Under Tennessee law, a business may incorporate. If it chooses to do so, it is thereafter recognized as its own legal entity. After incorporation, buying and selling property, assenting to contracts and exercising legal rights are considered acts of the business itself and not its owners. In Tennessee, the process of incorporation is begun by filing with the Secretary of State in accordance with particular guidelines.

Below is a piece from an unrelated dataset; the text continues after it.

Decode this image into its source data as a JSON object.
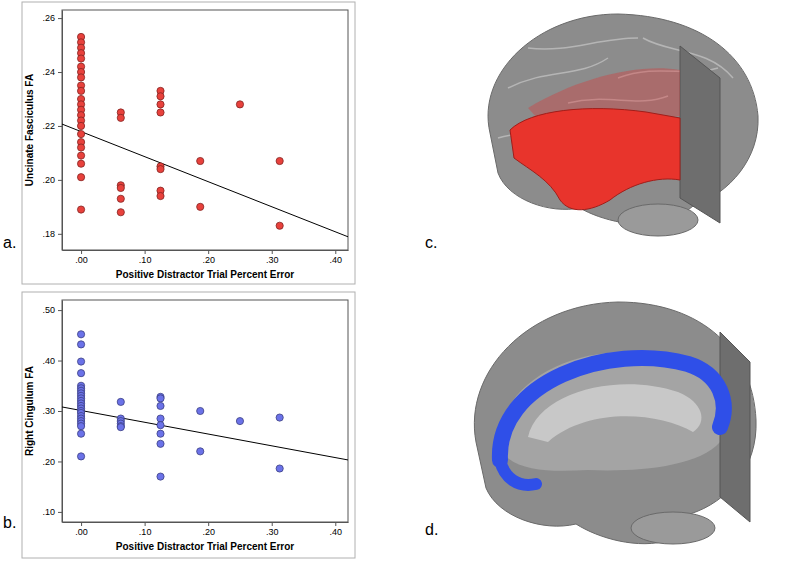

Benefits of Incorporation in Tennessee
An incorporated business enjoys certain benefits, the most important being a limit of liability for the shareholders. The most shareholders can lose is the amount they invest in the business. Had the business remained unincorporated, owners risk losing their personal property should the business become unable to satisfy its liabilities. Furthermore, a business that has not incorporated puts the unnecessary burden on creditors in the Columbia area to evaluate the credit worthiness of individual owners rather than that of the business, making loans more cumbersome. Lastly, the ownership stake in a corporation can be apportioned into uniform slices, known as "shares" of stock. This makes it possible to sell ownership investments in more manageable slices.
Costs of Incorporation
These advantages come at a price. First, incorporation in Tennessee may require a filing fee. Second, a corporation pays taxes just like any other entity. The individual incomes of owners who are paid disbursements from the corporation's earnings are still taxed as well. This is called double taxation, but it can be avoided with proper planning and assistance from a local Columbia lawyer.